Monday, January 29, 2007


I also had a question about format. The book says that copyeditors aren't responsible for rewriting or reformat issues. So if the piece needs extensive reformatting - maybe one big paragraph that would be served better in the form of a list or with bullets - would you just make a note and send it back to the writer to do? I just read through an article for a friend and planned to copyedit, but I ended up changing the format and it was so extensive that I don't know if I could have added all the marks needed in the space. Would you just squeeze them in however you could?

1 comment:

Pat said...

Reformatting text is a judgement call that the copyeditor is allowed to make, though your office may have restrictions on the amount of reformatting you can do. In your case, you were doing the editing for a friend, so you were acting as copyeditor-as-friend. There is, of course, more freedom in the personal relationship.

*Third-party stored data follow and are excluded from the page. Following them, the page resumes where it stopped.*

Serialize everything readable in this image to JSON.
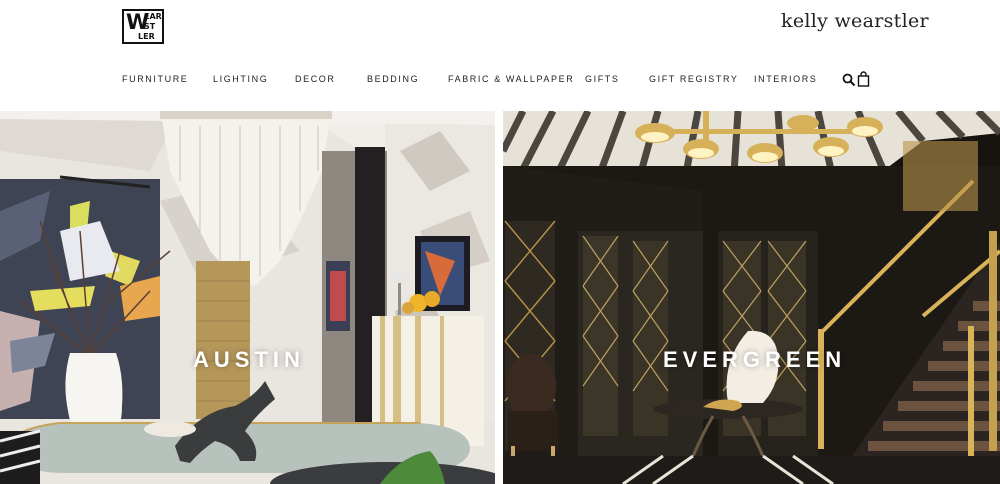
{
  "brand": {
    "logo_letters": [
      "W",
      "EAR",
      "ST",
      "LER"
    ],
    "wordmark": "kelly wearstler"
  },
  "nav": {
    "items": [
      {
        "label": "FURNITURE",
        "id": "furniture"
      },
      {
        "label": "LIGHTING",
        "id": "lighting"
      },
      {
        "label": "DECOR",
        "id": "decor"
      },
      {
        "label": "BEDDING",
        "id": "bedding"
      },
      {
        "label": "FABRIC & WALLPAPER",
        "id": "fabric-wallpaper"
      },
      {
        "label": "GIFTS",
        "id": "gifts"
      },
      {
        "label": "GIFT REGISTRY",
        "id": "gift-registry"
      },
      {
        "label": "INTERIORS",
        "id": "interiors"
      }
    ],
    "search_icon": "search-icon",
    "bag_icon": "shopping-bag-icon"
  },
  "panels": [
    {
      "title": "AUSTIN",
      "image": "austin interior"
    },
    {
      "title": "EVERGREEN",
      "image": "evergreen interior"
    }
  ]
}
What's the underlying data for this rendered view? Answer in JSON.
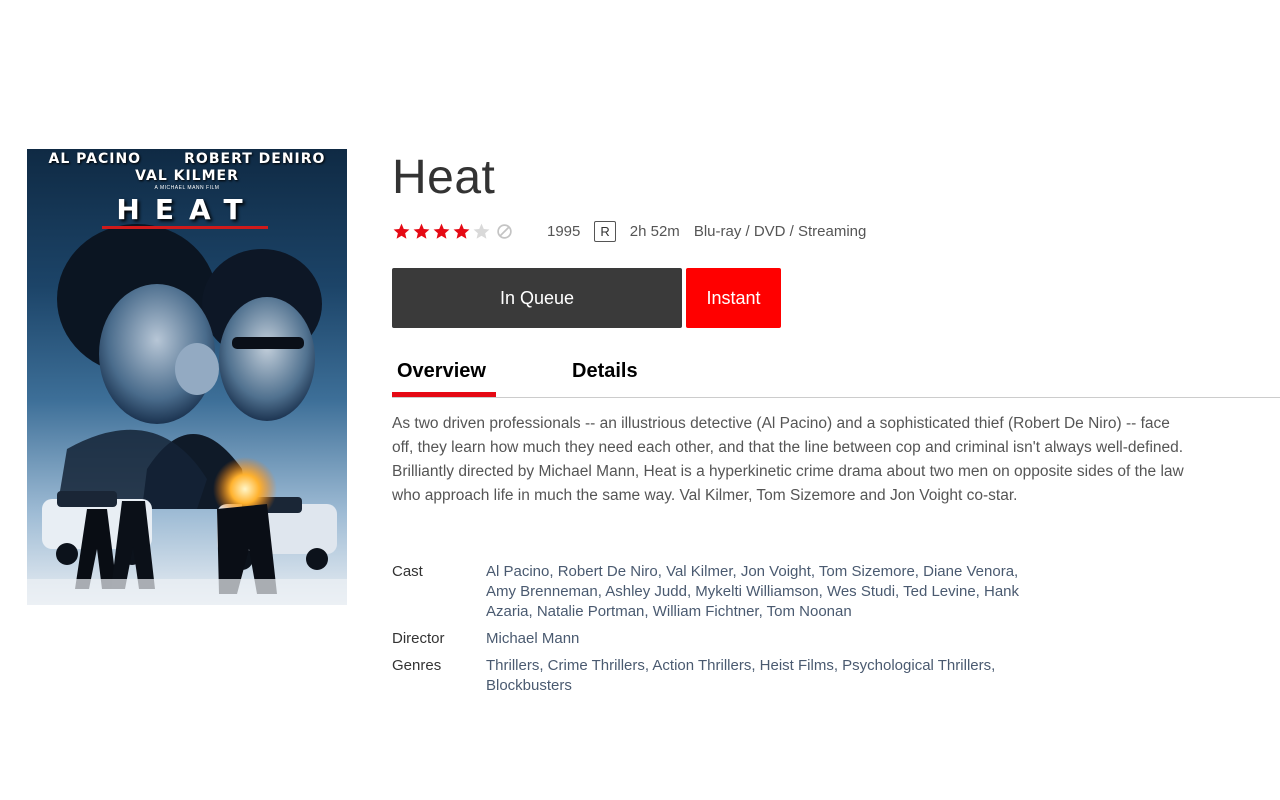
{
  "poster": {
    "actor_1": "AL PACINO",
    "actor_2": "ROBERT DENIRO",
    "actor_3": "VAL KILMER",
    "tagline": "A MICHAEL MANN FILM",
    "title": "HEAT"
  },
  "movie": {
    "title": "Heat",
    "rating_stars": 4,
    "rating_max": 5,
    "year": "1995",
    "mpaa": "R",
    "runtime": "2h 52m",
    "formats": "Blu-ray / DVD / Streaming"
  },
  "actions": {
    "queue_label": "In Queue",
    "instant_label": "Instant"
  },
  "tabs": [
    {
      "label": "Overview",
      "active": true
    },
    {
      "label": "Details",
      "active": false
    }
  ],
  "synopsis": "As two driven professionals -- an illustrious detective (Al Pacino) and a sophisticated thief (Robert De Niro) -- face off, they learn how much they need each other, and that the line between cop and criminal isn't always well-defined. Brilliantly directed by Michael Mann, Heat is a hyperkinetic crime drama about two men on opposite sides of the law who approach life in much the same way. Val Kilmer, Tom Sizemore and Jon Voight co-star.",
  "credits": {
    "cast_label": "Cast",
    "cast": "Al Pacino, Robert De Niro, Val Kilmer, Jon Voight, Tom Sizemore, Diane Venora, Amy Brenneman, Ashley Judd, Mykelti Williamson, Wes Studi, Ted Levine, Hank Azaria, Natalie Portman, William Fichtner, Tom Noonan",
    "director_label": "Director",
    "director": "Michael Mann",
    "genres_label": "Genres",
    "genres": "Thrillers, Crime Thrillers, Action Thrillers, Heist Films, Psychological Thrillers, Blockbusters"
  },
  "colors": {
    "star_filled": "#e50914",
    "star_empty": "#d9d9d9",
    "button_queue": "#3a3a3a",
    "button_instant": "#ff0000",
    "tab_underline": "#e50914"
  },
  "icons": {
    "star": "star-icon",
    "not_interested": "not-interested-icon"
  }
}
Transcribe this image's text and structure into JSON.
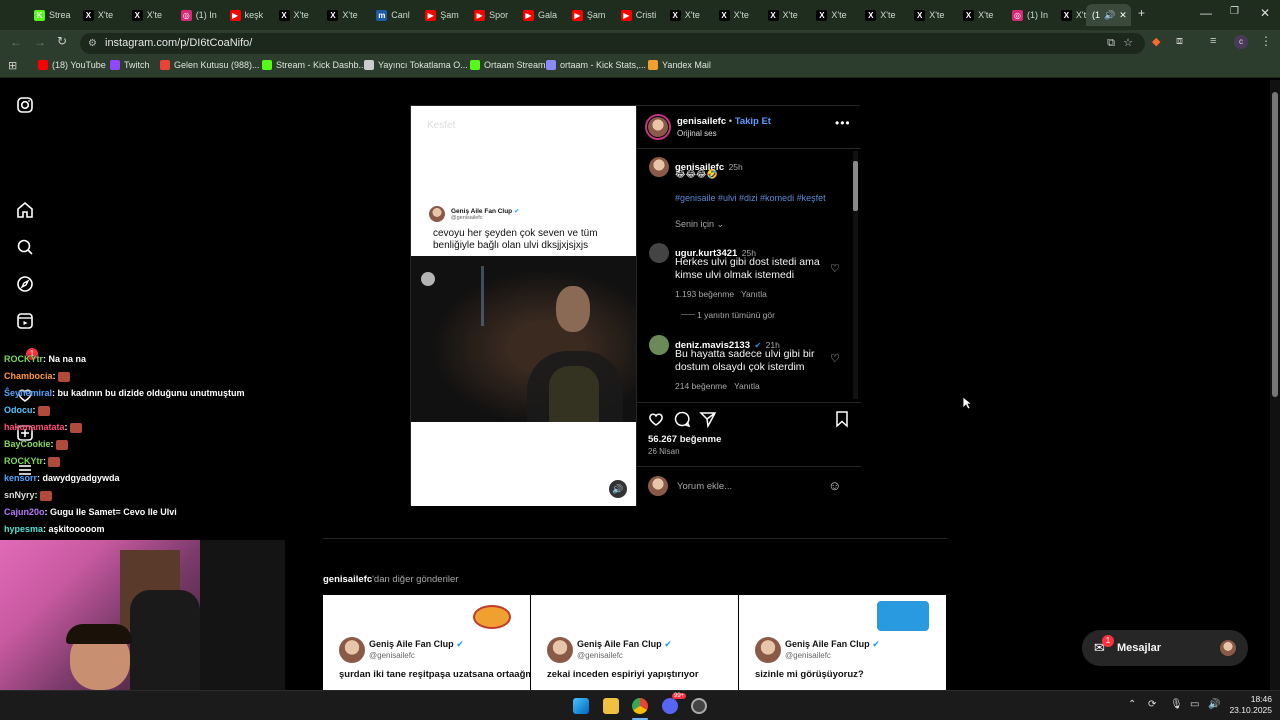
{
  "browser": {
    "tabs": [
      {
        "label": "Strea",
        "icon": "kick-icon",
        "color": "#53fc18"
      },
      {
        "label": "X'te",
        "icon": "x-icon",
        "color": "#000000"
      },
      {
        "label": "X'te",
        "icon": "x-icon",
        "color": "#000000"
      },
      {
        "label": "(1) In",
        "icon": "instagram-icon",
        "color": "#d62976"
      },
      {
        "label": "keşk",
        "icon": "youtube-icon",
        "color": "#ff0000"
      },
      {
        "label": "X'te",
        "icon": "x-icon",
        "color": "#000000"
      },
      {
        "label": "X'te",
        "icon": "x-icon",
        "color": "#000000"
      },
      {
        "label": "Canl",
        "icon": "mackolik-icon",
        "color": "#1e5aa8"
      },
      {
        "label": "Şam",
        "icon": "youtube-icon",
        "color": "#ff0000"
      },
      {
        "label": "Spor",
        "icon": "youtube-icon",
        "color": "#ff0000"
      },
      {
        "label": "Gala",
        "icon": "youtube-icon",
        "color": "#ff0000"
      },
      {
        "label": "Şam",
        "icon": "youtube-icon",
        "color": "#ff0000"
      },
      {
        "label": "Cristi",
        "icon": "youtube-icon",
        "color": "#ff0000"
      },
      {
        "label": "X'te",
        "icon": "x-icon",
        "color": "#000000"
      },
      {
        "label": "X'te",
        "icon": "x-icon",
        "color": "#000000"
      },
      {
        "label": "X'te",
        "icon": "x-icon",
        "color": "#000000"
      },
      {
        "label": "X'te",
        "icon": "x-icon",
        "color": "#000000"
      },
      {
        "label": "X'te",
        "icon": "x-icon",
        "color": "#000000"
      },
      {
        "label": "X'te",
        "icon": "x-icon",
        "color": "#000000"
      },
      {
        "label": "X'te",
        "icon": "x-icon",
        "color": "#000000"
      },
      {
        "label": "(1) In",
        "icon": "instagram-icon",
        "color": "#d62976"
      },
      {
        "label": "X'te",
        "icon": "x-icon",
        "color": "#000000"
      }
    ],
    "active_tab_label": "(1",
    "url": "instagram.com/p/DI6tCoaNifo/",
    "bookmarks": [
      {
        "label": "(18) YouTube",
        "color": "#ff0000"
      },
      {
        "label": "Twitch",
        "color": "#9146ff"
      },
      {
        "label": "Gelen Kutusu (988)...",
        "color": "#ea4335"
      },
      {
        "label": "Stream - Kick Dashb...",
        "color": "#53fc18"
      },
      {
        "label": "Yayıncı Tokatlama O...",
        "color": "#cccccc"
      },
      {
        "label": "Ortaam Stream",
        "color": "#53fc18"
      },
      {
        "label": "ortaam - Kick Stats,...",
        "color": "#8a8aff"
      },
      {
        "label": "Yandex Mail",
        "color": "#f0a030"
      }
    ]
  },
  "post": {
    "username": "genisailefc",
    "follow_label": "Takip Et",
    "audio": "Orijinal ses",
    "caption_time": "25h",
    "caption_emojis": "😂😂😂🤣",
    "hashtags": "#genisaile #ulvi #dizi #komedi #keşfet",
    "for_you": "Senin için",
    "comments": [
      {
        "user": "ugur.kurt3421",
        "time": "25h",
        "text": "Herkes ulvi gibi dost istedi ama kimse ulvi olmak istemedi",
        "likes": "1.193 beğenme",
        "reply": "Yanıtla",
        "view_replies": "1 yanıtın tümünü gör"
      },
      {
        "user": "deniz.mavis2133",
        "time": "21h",
        "text": "Bu hayatta sadece ulvi gibi bir dostum olsaydı çok isterdim",
        "likes": "214 beğenme",
        "reply": "Yanıtla"
      }
    ],
    "likes": "56.267 beğenme",
    "date": "26 Nisan",
    "comment_placeholder": "Yorum ekle...",
    "media": {
      "watermark": "Kesfet",
      "tweet_name": "Geniş Aile Fan Clup",
      "tweet_handle": "@genisailefc",
      "tweet_text": "cevoyu her şeyden çok seven ve tüm benliğiyle bağlı olan ulvi dksjjxjsjxjs"
    }
  },
  "more_posts": {
    "title_user": "genisailefc",
    "title_suffix": "'dan diğer gönderiler",
    "items": [
      {
        "name": "Geniş Aile Fan Clup",
        "handle": "@genisailefc",
        "text": "şurdan iki tane reşitpaşa uzatsana ortaağm"
      },
      {
        "name": "Geniş Aile Fan Clup",
        "handle": "@genisailefc",
        "text": "zekai inceden espiriyi yapıştırıyor"
      },
      {
        "name": "Geniş Aile Fan Clup",
        "handle": "@genisailefc",
        "text": "sizinle mi görüşüyoruz?"
      }
    ]
  },
  "messages": {
    "label": "Mesajlar",
    "badge": "1"
  },
  "sidebar_badge": "1",
  "chat": [
    {
      "user": "ROCKYtr",
      "color": "#7fd65a",
      "text": ": Na na na"
    },
    {
      "user": "Chambocia",
      "color": "#ff9a3a",
      "text": ":"
    },
    {
      "user": "Ŝeynemiral",
      "color": "#4ea6ff",
      "text": ": bu kadının bu dizide olduğunu unutmuştum"
    },
    {
      "user": "Odocu",
      "color": "#4ec4ff",
      "text": ":"
    },
    {
      "user": "hakunamatata",
      "color": "#ff4a7a",
      "text": ":"
    },
    {
      "user": "BayCookie",
      "color": "#8ad65a",
      "text": ":"
    },
    {
      "user": "ROCKYtr",
      "color": "#7fd65a",
      "text": ":"
    },
    {
      "user": "kensorr",
      "color": "#4ea6ff",
      "text": ": dawydgyadgywda"
    },
    {
      "user": "snNyry",
      "color": "#dddddd",
      "text": ":"
    },
    {
      "user": "Cajun20o",
      "color": "#b57aff",
      "text": ": Gugu Ile Samet= Cevo Ile Ulvi"
    },
    {
      "user": "hypesma",
      "color": "#4ee0d0",
      "text": ": aşkitooooom"
    }
  ],
  "taskbar": {
    "time": "18:46",
    "date": "23.10.2025",
    "discord_badge": "99+"
  }
}
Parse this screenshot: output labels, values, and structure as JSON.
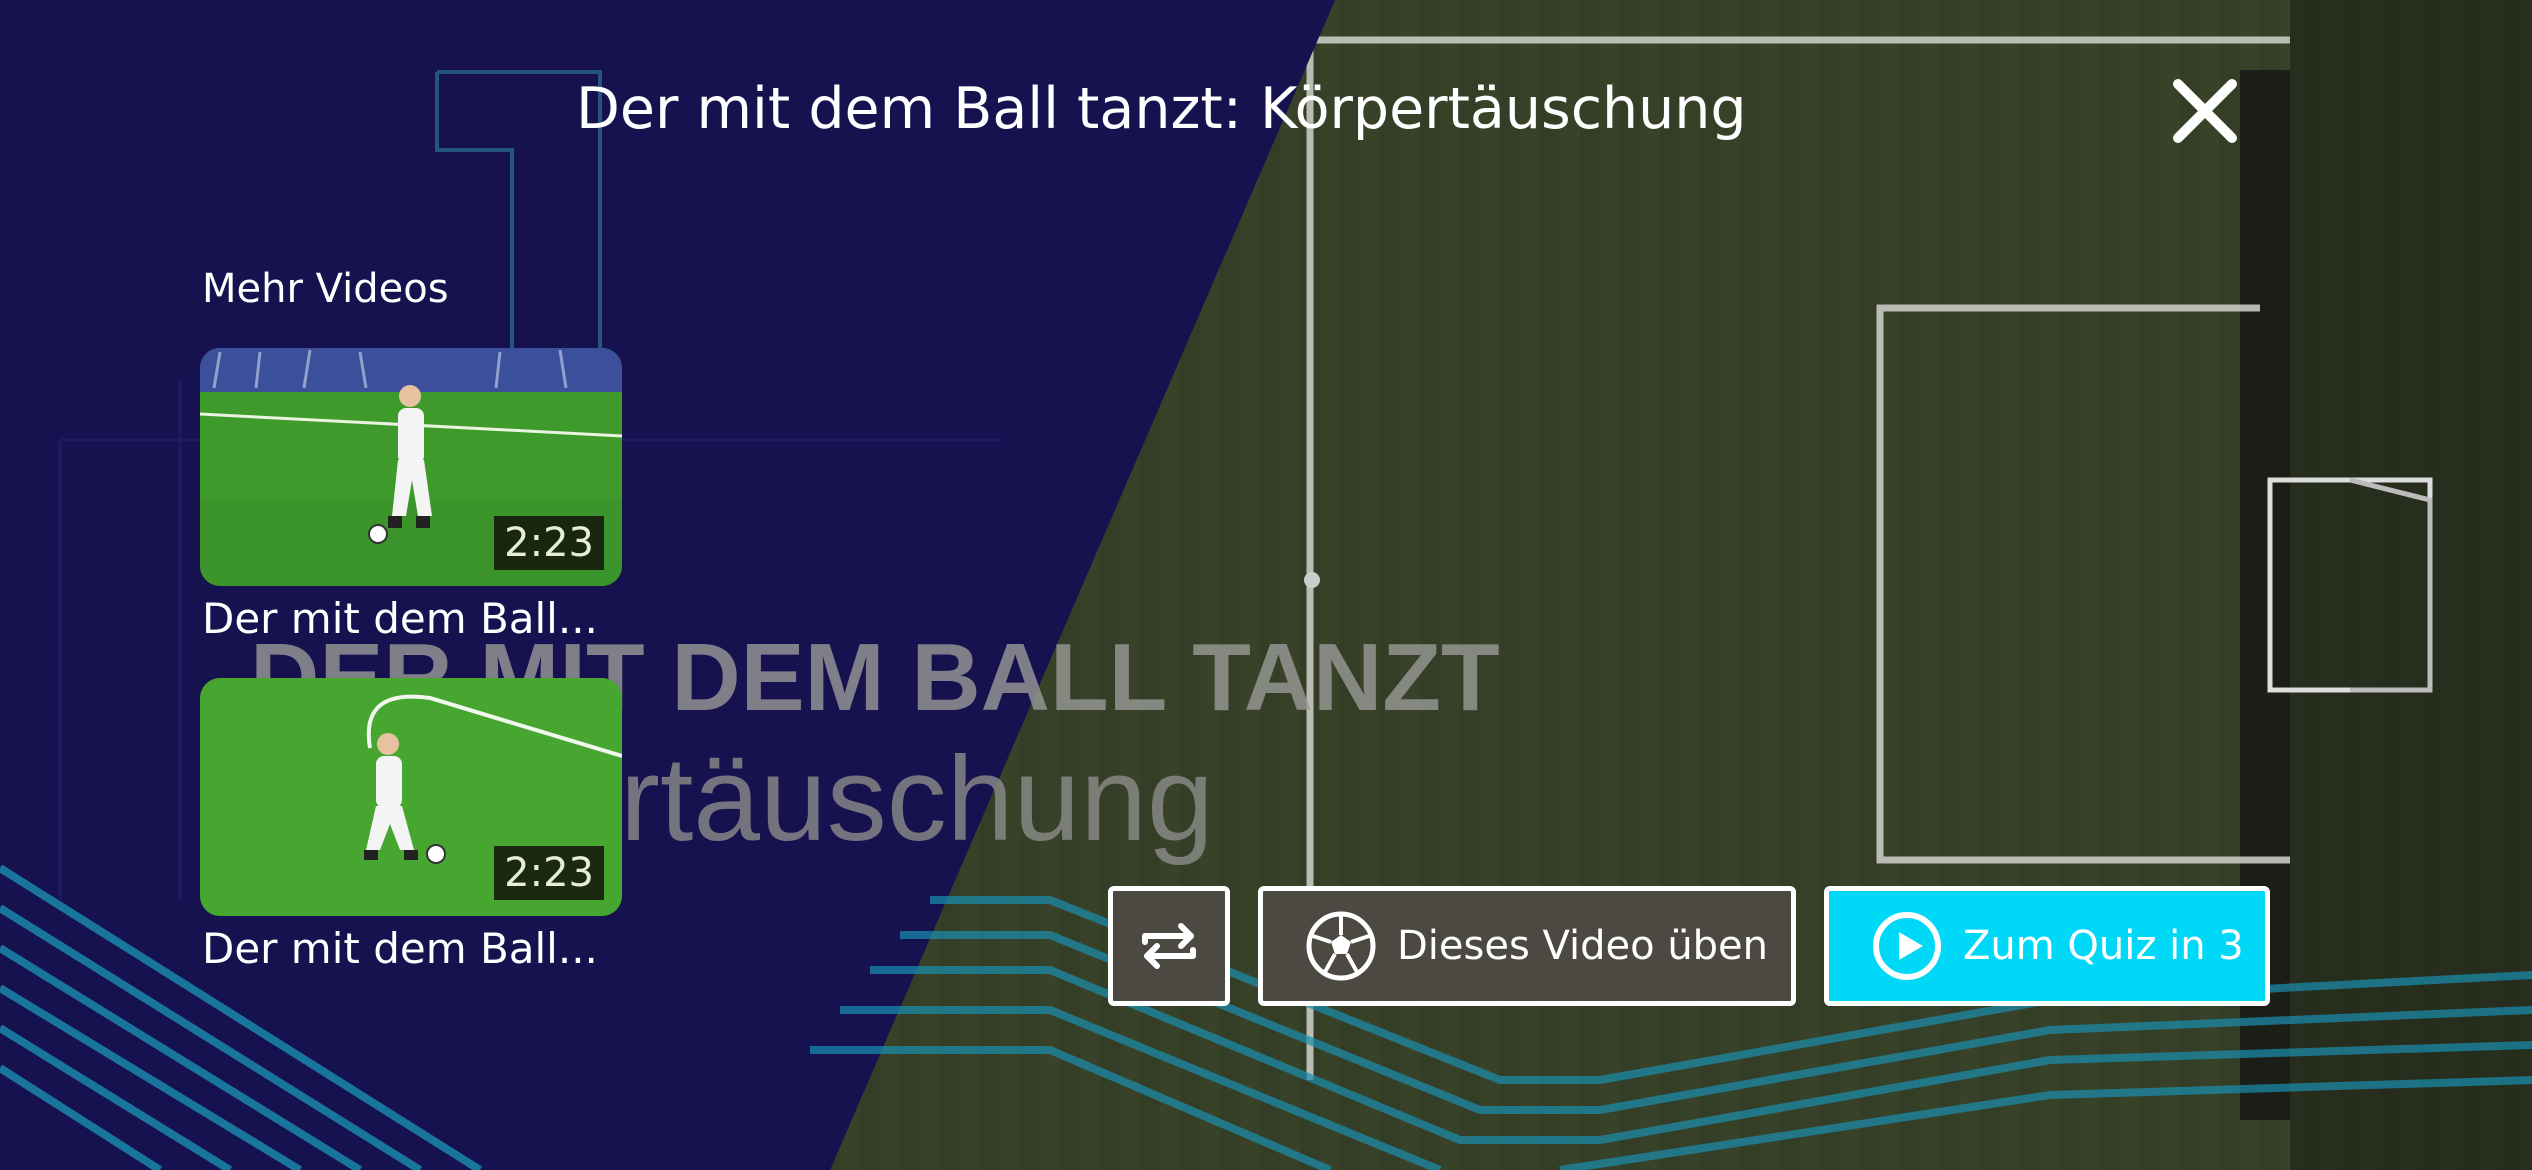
{
  "player": {
    "title": "Der mit dem Ball tanzt: Körpertäuschung",
    "watermark_title": "DER MIT DEM BALL TANZT",
    "watermark_subtitle": "rtäuschung"
  },
  "more_videos": {
    "label": "Mehr Videos",
    "items": [
      {
        "title": "Der mit dem Ball...",
        "duration": "2:23"
      },
      {
        "title": "Der mit dem Ball...",
        "duration": "2:23"
      }
    ]
  },
  "actions": {
    "repeat_icon": "repeat-icon",
    "practice_label": "Dieses Video üben",
    "practice_icon": "soccer-ball-icon",
    "quiz_label": "Zum Quiz in 3",
    "quiz_icon": "play-circle-icon"
  },
  "colors": {
    "background_navy": "#16114f",
    "pitch_green": "#3f4a2c",
    "accent_cyan": "#00d8f8",
    "secondary_button": "#4b4941"
  }
}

Would it have been possible to insert symbols, e.g., asterisks, in front of the sentences that you thought should appear as items in a bulleted list? That is, would it have been possible to use shortcuts to cut down on the marking you had to do?

If not, perhaps you could have given instructions and an example of what you wanted your friend to do and allowed him to do the rest?

In many cases, it's not a good idea to put every possible editing mark on a single version of the manuscript. It's better if the piece comes back to you after one set of marks has been entered. This accomplishes two things: it allows you to look at the piece with a fresh eye; and it cuts down on the marks you need to make.